2. Aux termes de l'article R. 612-5-2 du même code : " En cas de rejet d'une demande de suspension présentée sur le fondement de l'article L. 521-1 au motif qu'il n'est pas fait état d'un moyen propre à créer, en l'état de l'instruction, un doute sérieux quant à la légalité de la décision, il appartient au requérant, sauf lorsqu'un pourvoi en cassation est exercé contre l'ordonnance rendue par le juge des référés, de confirmer le maintien de sa requête à fin d'annulation ou de réformation dans un délai d'un mois à compter de la notification de ce rejet. A défaut, le requérant est réputé s'être désisté. / Dans le cas prévu au premier alinéa, la notification de l'ordonnance de rejet mentionne qu'à défaut de confirmation du maintien de sa requête dans le délai d'un mois, le requérant est réputé s'être désisté ".

3. La requête en référé n° 458923 de M. B tendant à la suspension de l'exécution de l'arrêté du 14 octobre 2021 a été rejetée par une ordonnance du 17 décembre 2021 au motif qu'aucun des moyens qu'il y avait présentés n'était propre à créer, en l'état de l'instruction, un doute sérieux quant à la légalité de cet arrêté. M. B a été, en application des dispositions de l'article R. 612-5-2 du code de justice administrative, informé, dans la notification de l'ordonnance de référé, de ce qu'il lui appartenait de confirmer expressément, dans le délai d'un mois, le maintien de sa requête au fond et de ce qu'à défaut de confirmation, il serait réputé s'être désisté d'office. Aucune confirmation n'étant parvenue au secrétariat du contentieux du Conseil d'Etat dans ce délai, M. B doit être réputé s'être désisté de sa requête. Dès lors, il y a lieu de donner acte de ce désistement.

O R D O N N E :

Article 1er : Il est donné acte du désistement d'instance de la requête de M. B.

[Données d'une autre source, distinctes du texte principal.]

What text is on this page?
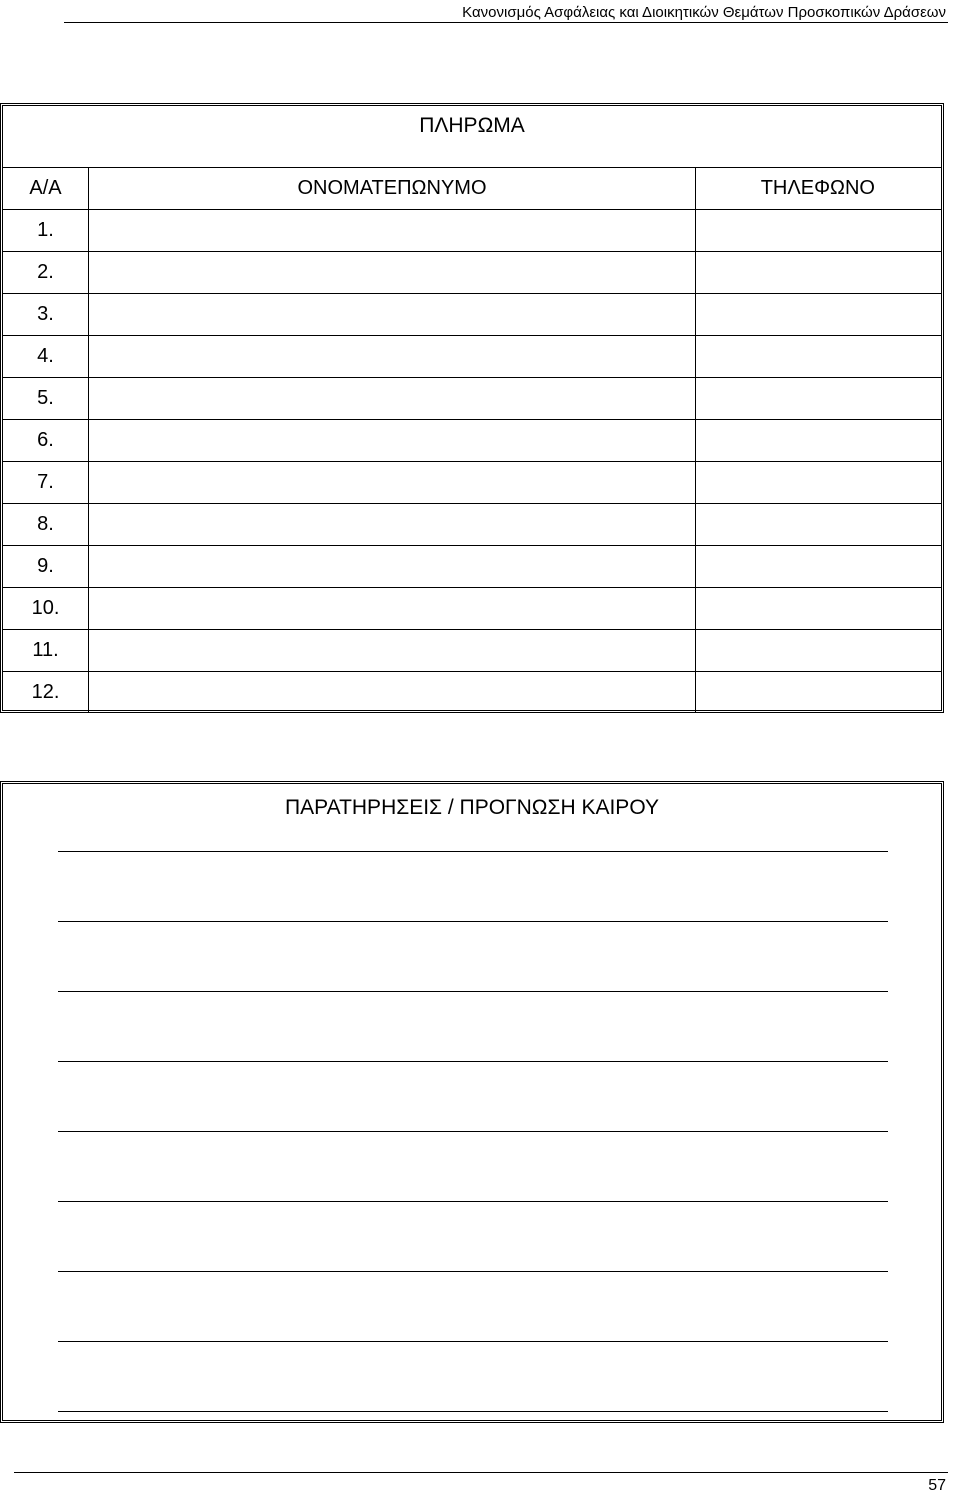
Κανονισμός Ασφάλειας και Διοικητικών Θεμάτων Προσκοπικών Δράσεων
ΠΛΗΡΩΜΑ
Α/Α	ΟΝΟΜΑΤΕΠΩΝΥΜΟ	ΤΗΛΕΦΩΝΟ
1.		
2.		
3.		
4.		
5.		
6.		
7.		
8.		
9.		
10.		
11.		
12.		
ΠΑΡΑΤΗΡΗΣΕΙΣ / ΠΡΟΓΝΩΣΗ ΚΑΙΡΟΥ
57
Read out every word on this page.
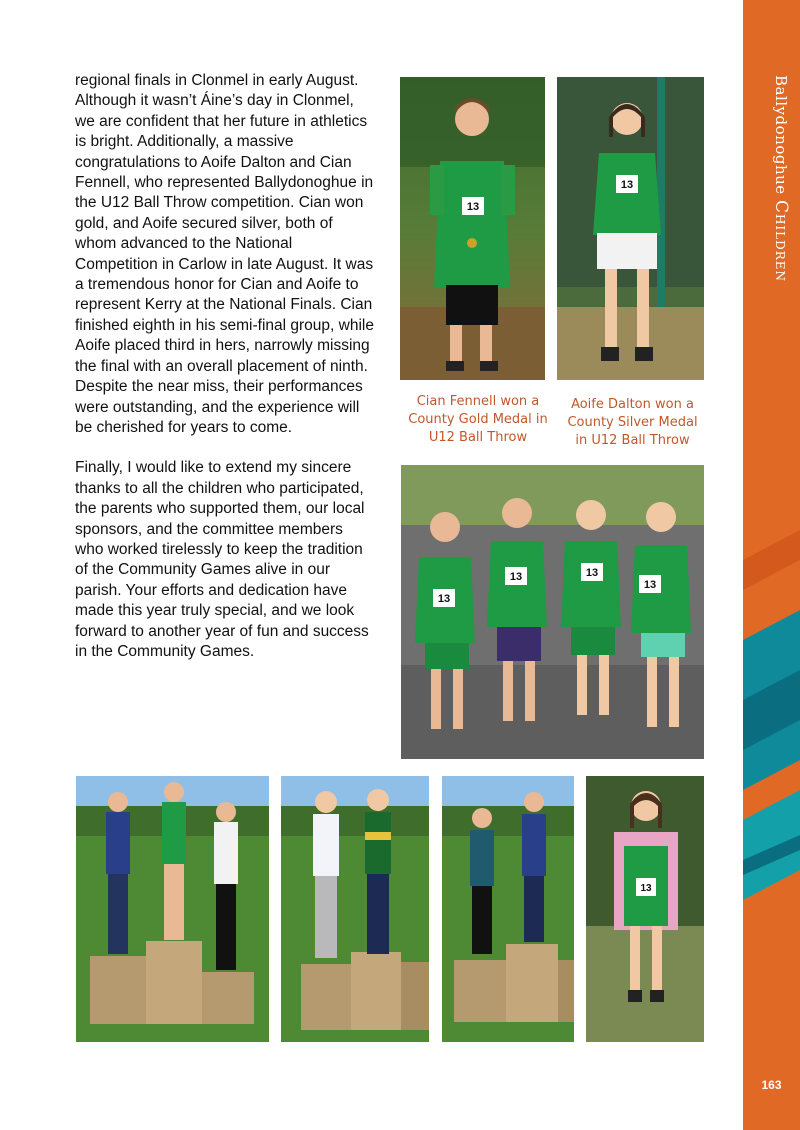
Ballydonoghue Children
163

regional finals in Clonmel in early August. Although it wasn’t Áine’s day in Clonmel, we are confident that her future in athletics is bright. Additionally, a massive congratulations to Aoife Dalton and Cian Fennell, who represented Ballydonoghue in the U12 Ball Throw competition. Cian won gold, and Aoife secured silver, both of whom advanced to the National Competition in Carlow in late August. It was a tremendous honor for Cian and Aoife to represent Kerry at the National Finals. Cian finished eighth in his semi-final group, while Aoife placed third in hers, narrowly missing the final with an overall placement of ninth. Despite the near miss, their performances were outstanding, and the experience will be cherished for years to come.

Finally, I would like to extend my sincere thanks to all the children who participated, the parents who supported them, our local sponsors, and the committee members who worked tirelessly to keep the tradition of the Community Games alive in our parish. Your efforts and dedication have made this year truly special, and we look forward to another year of fun and success in the Community Games.

13
Cian Fennell won a County Gold Medal in U12 Ball Throw
13
Aoife Dalton won a County Silver Medal in U12 Ball Throw
13
13	13
13
13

Article 2 : La présente ordonnance sera notifiée à M. A B.

Copie en sera adressée à la Première ministre, au ministre de la santé et de la prévention et à la ministre de l'enseignement supérieur et de la recherche.

Fait à Paris, le 25 juillet 2022

Le président : Bertrand Dacosta

La République mande et ordonne au ministre de la santé et de la prévention en ce qui le concerne ou à tous commissaires de justice à ce requis en ce qui concerne les voies de droit commun contre les parties privées, de pourvoir à l'exécution de la présente décision.